The Comparison Trap
Recently, controversy erupted on Instagram when (@BallerinaFarm) competed in the Mrs. World pageant only two weeks after giving birth. Many women shared reminders with their followers that postpartum rest is essential and it is normal to still look six months pregnant after giving birth and not fit in your pre-pregnancy clothes, let alone fit in pageant gowns. Other women were offended by those who shared these reminders, claiming it was hateful towards Hannah and that everyone should be accountable for not comparing themselves to her. While I agree that generally, we ought to be able to look to others without taking offense (or choose not to look if it is more harmful than helpful), I think it can be helpful to remind new moms that they do not need to compare themselves to others.
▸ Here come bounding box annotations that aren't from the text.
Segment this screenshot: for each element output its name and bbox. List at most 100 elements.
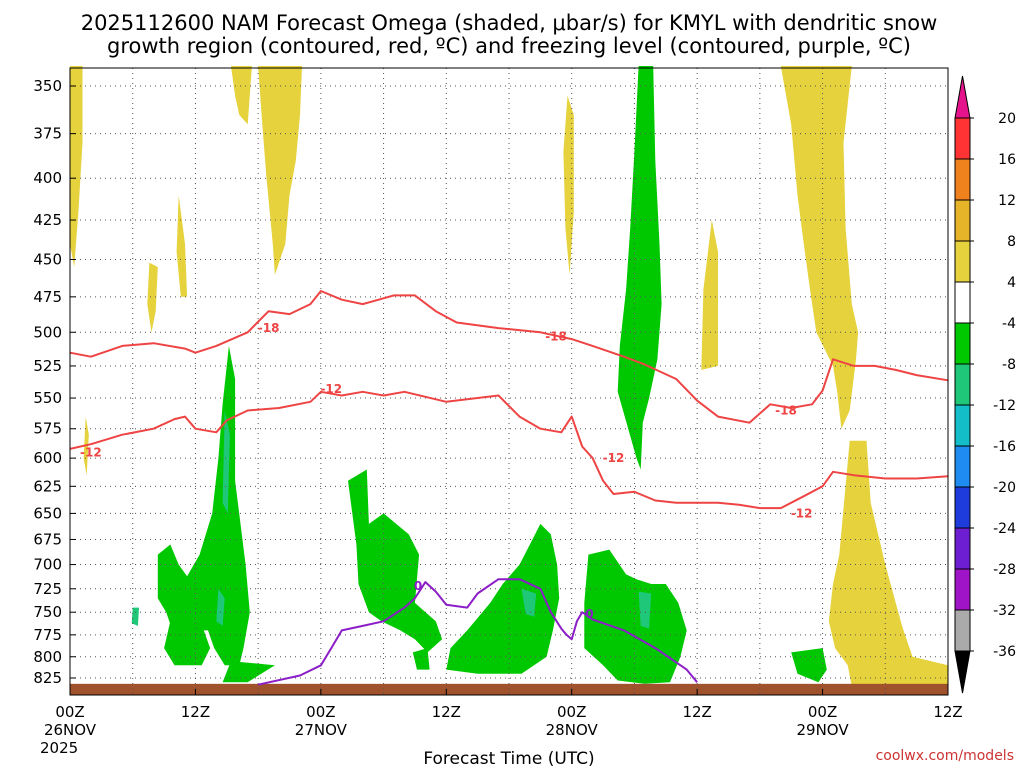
y-axis-ticks: 350 375 400 425 450 475 500 525 550 575 600 625 650 6…	[33, 77, 76, 687]
plot-frame	[69, 67, 949, 696]
y-tick-label-825: 825	[33, 669, 62, 687]
colorbar-label-11: -28	[993, 562, 1016, 578]
omega-region-5	[258, 66, 302, 275]
contour-label-1: -18	[545, 329, 567, 343]
colorbar-label-1: 16	[998, 152, 1016, 168]
y-tick-label-525: 525	[33, 357, 62, 375]
colorbar-label-13: -36	[993, 644, 1016, 660]
y-tick-label-550: 550	[33, 389, 62, 407]
y-tick-label-350: 350	[33, 77, 62, 95]
y-tick-label-650: 650	[33, 504, 62, 522]
omega-region-2	[176, 195, 188, 297]
colorbar-label-6: -8	[1002, 357, 1016, 373]
colorbar-bin-10	[954, 527, 971, 570]
omega-region-21	[521, 588, 537, 617]
y-tick-label-800: 800	[33, 648, 62, 666]
omega-region-7	[701, 220, 718, 370]
x-tick-label-72: 00Z	[808, 703, 837, 721]
x-tick-label-84: 12Z	[933, 703, 962, 721]
omega-region-11	[157, 345, 250, 666]
x-tick-label-12: 12Z	[181, 703, 210, 721]
colorbar-bin-1	[954, 158, 971, 201]
colorbar-top-triangle	[954, 75, 971, 119]
contour-label-2: -18	[775, 403, 797, 417]
contour-line-2	[257, 578, 698, 686]
omega-region-12	[164, 621, 211, 666]
colorbar-bin-9	[954, 486, 971, 529]
y-tick-label-775: 775	[33, 626, 62, 644]
contour-label-8: 0	[585, 607, 593, 621]
colorbar-label-9: -20	[993, 480, 1016, 496]
colorbar-bin-8	[954, 445, 971, 488]
y-tick-label-575: 575	[33, 420, 62, 438]
y-tick-label-425: 425	[33, 211, 62, 229]
omega-region-13	[222, 661, 275, 683]
omega-shading	[70, 66, 948, 687]
y-tick-label-450: 450	[33, 251, 62, 269]
y-tick-label-625: 625	[33, 477, 62, 495]
omega-region-17	[584, 549, 687, 684]
omega-region-23	[131, 607, 139, 626]
x-tick-year-0: 2025	[40, 739, 78, 757]
contour-label-0: -18	[258, 321, 280, 335]
contour-lines	[69, 290, 949, 686]
contour-label-4: -12	[320, 382, 342, 396]
omega-region-6	[563, 95, 574, 275]
chart-title-line-2: growth region (contoured, red, ºC) and f…	[107, 34, 911, 58]
omega-region-1	[147, 262, 158, 333]
omega-region-8	[780, 66, 859, 429]
contour-label-3: -12	[80, 445, 102, 459]
colorbar: 20 16 12 8 4 -4 -8 -12 -16 -20 -24 -28 -32 -36	[954, 75, 1016, 694]
contour-line-1	[69, 390, 949, 510]
x-tick-date-24: 27NOV	[295, 721, 348, 739]
omega-region-18	[791, 648, 827, 683]
y-tick-label-500: 500	[33, 323, 62, 341]
colorbar-label-5: -4	[1002, 316, 1016, 332]
x-tick-date-0: 26NOV	[44, 721, 97, 739]
omega-region-19	[216, 588, 225, 626]
contour-label-6: -12	[791, 506, 813, 520]
colorbar-label-0: 20	[998, 111, 1016, 127]
colorbar-bin-5	[954, 322, 971, 365]
y-tick-label-725: 725	[33, 580, 62, 598]
x-axis-label: Forecast Time (UTC)	[423, 749, 594, 768]
omega-region-14	[348, 469, 443, 653]
colorbar-label-3: 8	[1007, 234, 1016, 250]
ground-surface	[70, 683, 948, 695]
colorbar-bin-4	[954, 281, 971, 324]
y-tick-label-375: 375	[33, 125, 62, 143]
x-tick-label-0: 00Z	[55, 703, 84, 721]
omega-region-16	[446, 523, 560, 674]
y-tick-label-675: 675	[33, 530, 62, 548]
omega-region-15	[412, 648, 430, 670]
credit-text: coolwx.com/models	[876, 748, 1014, 764]
x-tick-date-48: 28NOV	[546, 721, 599, 739]
colorbar-label-10: -24	[993, 521, 1016, 537]
contour-labels: -18 -18 -18 -12 -12 -12 -12 0 0	[80, 321, 812, 621]
colorbar-label-7: -12	[993, 398, 1016, 414]
y-tick-label-475: 475	[33, 288, 62, 306]
contour-label-5: -12	[603, 451, 625, 465]
omega-region-9	[828, 440, 948, 687]
colorbar-bin-12	[954, 609, 971, 652]
colorbar-label-12: -32	[993, 603, 1016, 619]
omega-region-0	[70, 66, 83, 268]
colorbar-label-8: -16	[993, 439, 1016, 455]
contour-label-7: 0	[414, 579, 422, 593]
colorbar-bottom-triangle	[954, 650, 971, 694]
x-tick-label-48: 00Z	[557, 703, 586, 721]
x-tick-label-36: 12Z	[432, 703, 461, 721]
x-tick-label-60: 12Z	[682, 703, 711, 721]
colorbar-bin-6	[954, 363, 971, 406]
colorbar-bin-0	[954, 117, 971, 160]
chart-title-line-1: 2025112600 NAM Forecast Omega (shaded, μ…	[81, 11, 938, 35]
omega-region-22	[222, 410, 230, 514]
colorbar-label-2: 12	[998, 193, 1016, 209]
colorbar-bin-7	[954, 404, 971, 447]
colorbar-bin-3	[954, 240, 971, 283]
colorbar-bin-11	[954, 568, 971, 611]
colorbar-bin-2	[954, 199, 971, 242]
colorbar-label-4: 4	[1007, 275, 1016, 291]
omega-region-4	[231, 66, 252, 125]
I have heard it said that comparison is worthless because it makes one feel superior or inferior, neither of which is fruitful. I found this to be true when I fell into the comparison trap in early motherhood.
The first few months of my daughter’s life were a big learning curve, so naturally, I looked at other moms and their babies. When I saw other babies of similar age sitting or crawling before my daughter, I started to worry. My daughter was not behind in meeting her milestones, and every baby has their own developmental timeline, but that was not the problem. I did not see these differences as a reflection of my daughter but as a reflection of myself. Was I doing something wrong? Not doing enough? Was I failing my daughter? Nope. Looking back, I can see that comparing made me feel insecure for no good reason. If I had evaluated and realized I wanted to help my daughter with specific milestones, a better response would be to ask for advice from other moms. Comparison that results in feeling inferior is unhelpful, but looking to others to learn is extremely valuable.
Comparison that results in feeling superior can be equally unhelpful. I am ashamed to admit that in that period of insecurity, “She is doing this better than I am,” started to slip into “but I am doing XYZ better than her.” Everyone has different strengths and weaknesses, as well as circumstances. We also have different values and priorities. Her focus on Montessori activities is not a judgment of me. My passion for being screen-free with my daughter is not an indictment of her. There is not only one single way to be a good mother.
While comparison is largely toxic, community in motherhood is vital. I love learning from other moms on social media, but if social media is a source of comparison struggles for you, consider taking a break. More important than social media, I have grown from in-person community with moms. Finding people you can be open, honest, and vulnerable with allows you to gain and provide wisdom and encouragement. Don’t underestimate what you have to offer; even being willing to share your struggles will make another mom feel less alone. If you want to find your motherhood community, join a mom’s group or a baby class.
Over time, I have relaxed into motherhood and gained confidence. However, I think it is normal for new moms to look to other moms, especially in the early days, as they try to gain their footing. I do not dissuade you from looking to other mothers, but I encourage you to focus on mutual growth and encouragement rather than comparison. Motherhood is better together!